Le Troisième Congrès panaméricain et la farce du progressisme de salon

Le Troisième Congrès panaméricain et la farce du progressisme de salon

Le Troisième Congrès panaméricain, tenu à Montevideo du 21 au 23 août 2026, prétendait jouer le rôle d'un grand concile unissant les forces populaires et progressistes du continent. Pourtant, derrière l'éclat institutionnel du Palais législatif et les déclarations convenues, la rencontre a mis à nu une réalité crue : la fracture profonde et déjà insurmontable des gauches latino-américaines, cooptées et apprivoisées par les coordonnées du progressisme nord-américain.

Un concile taillé sur mesure par le Département d'État

Loin de constituer un espace de rupture ou d'élaboration d'une stratégie émancipatrice, le congrès s'est déroulé sans surprises idéologiques ni percées tactiques véritables. Tout a été calibré pour ne troubler personne. Le ton et les limites du débat ont été fixés symboliquement par une ouverture virtuelle marquée par le message vidéo de Bernie Sanders, montrant quel modèle de « gauche » est tolérable, encouragé et fonctionnel pour l'impérialisme américain : un progressisme inoffensif, prônant des réformes cosmétiques afin de garantir l'intangibilité des structures de pouvoir. Changer quelque chose pour que rien ne change.

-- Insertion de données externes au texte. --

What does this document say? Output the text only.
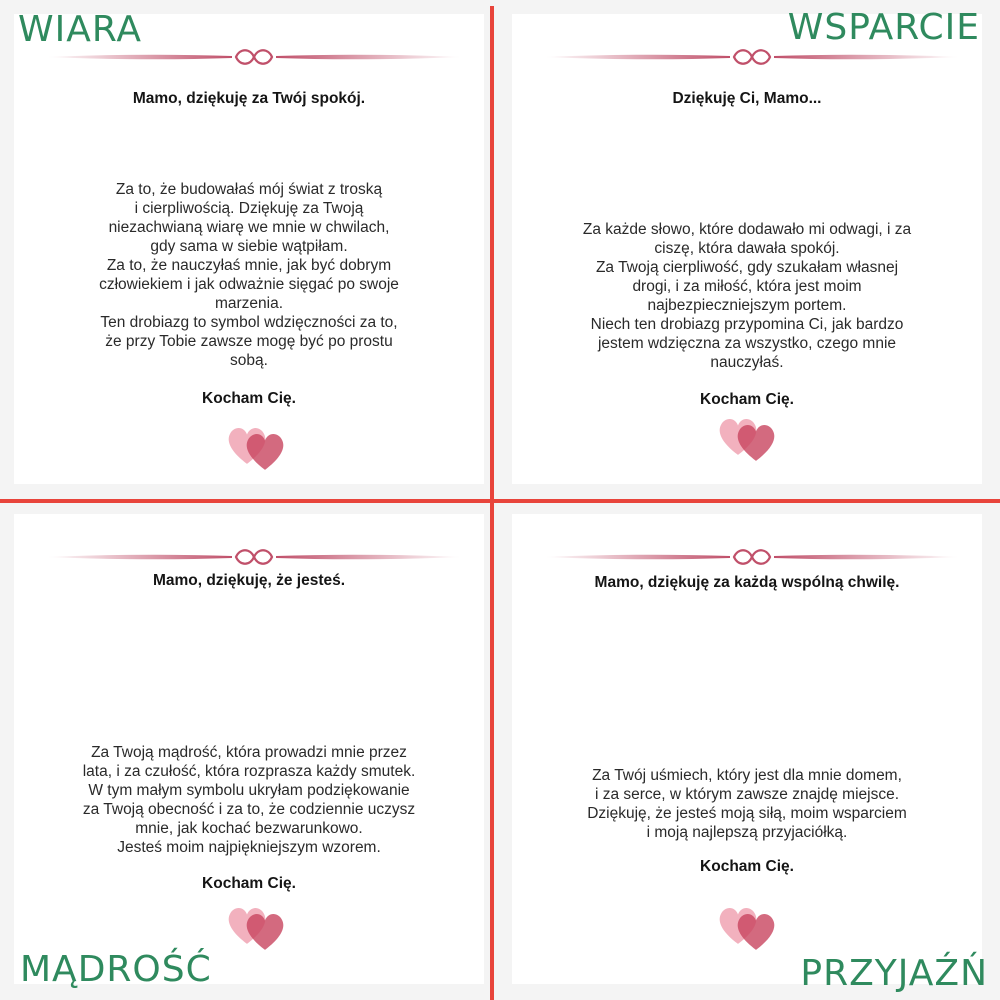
Mamo, dziękuję za Twój spokój.
Za to, że budowałaś mój świat z troską
i cierpliwością. Dziękuję za Twoją
niezachwianą wiarę we mnie w chwilach,
gdy sama w siebie wątpiłam.
Za to, że nauczyłaś mnie, jak być dobrym
człowiekiem i jak odważnie sięgać po swoje
marzenia.
Ten drobiazg to symbol wdzięczności za to,
że przy Tobie zawsze mogę być po prostu
sobą.
Kocham Cię.
Dziękuję Ci, Mamo...
Za każde słowo, które dodawało mi odwagi, i za
ciszę, która dawała spokój.
Za Twoją cierpliwość, gdy szukałam własnej
drogi, i za miłość, która jest moim
najbezpieczniejszym portem.
Niech ten drobiazg przypomina Ci, jak bardzo
jestem wdzięczna za wszystko, czego mnie
nauczyłaś.
Kocham Cię.
Mamo, dziękuję, że jesteś.
Za Twoją mądrość, która prowadzi mnie przez
lata, i za czułość, która rozprasza każdy smutek.
W tym małym symbolu ukryłam podziękowanie
za Twoją obecność i za to, że codziennie uczysz
mnie, jak kochać bezwarunkowo.
Jesteś moim najpiękniejszym wzorem.
Kocham Cię.
Mamo, dziękuję za każdą wspólną chwilę.
Za Twój uśmiech, który jest dla mnie domem,
i za serce, w którym zawsze znajdę miejsce.
Dziękuję, że jesteś moją siłą, moim wsparciem
i moją najlepszą przyjaciółką.
Kocham Cię.
WIARA	WSPARCIE
MĄDROŚĆ	PRZYJAŹŃ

La preuve la plus éloquente de cette dérive sectaire et subalterne fut l'exclusion délibérée des gouvernements et des forces qui sortent du scénario social-démocrate approuvé — tels que Cuba, le Venezuela et le Nicaragua — ainsi que de figures comme Evo Morales et de secteurs de la gauche péruvienne ; tous firent l'objet d'un veto systématique. Il n'y a pas de place pour la dissidence anti-impérialiste dans un forum destiné à la diplomatie de tribune.

Discours creux, exclusions et silences

Les interventions ont reflété avec acuité cette crise de contenu. Tandis que des figures comme l'ancien président du Chili Gabriel Boric consacraient une partie de leurs allocutions à exhorter les gauches elles-mêmes à être cohérentes et déclaraient sans ambages que Nicolás Maduro « a volé les élections », le concile n'offrait que de rares exceptions à la règle de l'inertie. Parmi elles se distingua l'intervention du dirigeant du parti Libre du Honduras, qui brisa le ton compassé du sommet en désignant nommément l'impérialisme et en rappelant d'où viennent les véritables chaînes de la région.

Hormis cette voix dissonante, d'autres acteurs optèrent pour le calcul mesquin. Tel fut le cas du gouverneur argentin Axel Kicillof, dont l'apparition à la tribune laissa un goût profondément amer. Son discours, qualifié de provincial et dépourvu de toute vision stratégique internationale par des militants critiques, évita le sujet central qui traverse l'activisme populaire du Cône Sud : pas un seul mot pour exiger la liberté de Cristina Fernández de Kirchner.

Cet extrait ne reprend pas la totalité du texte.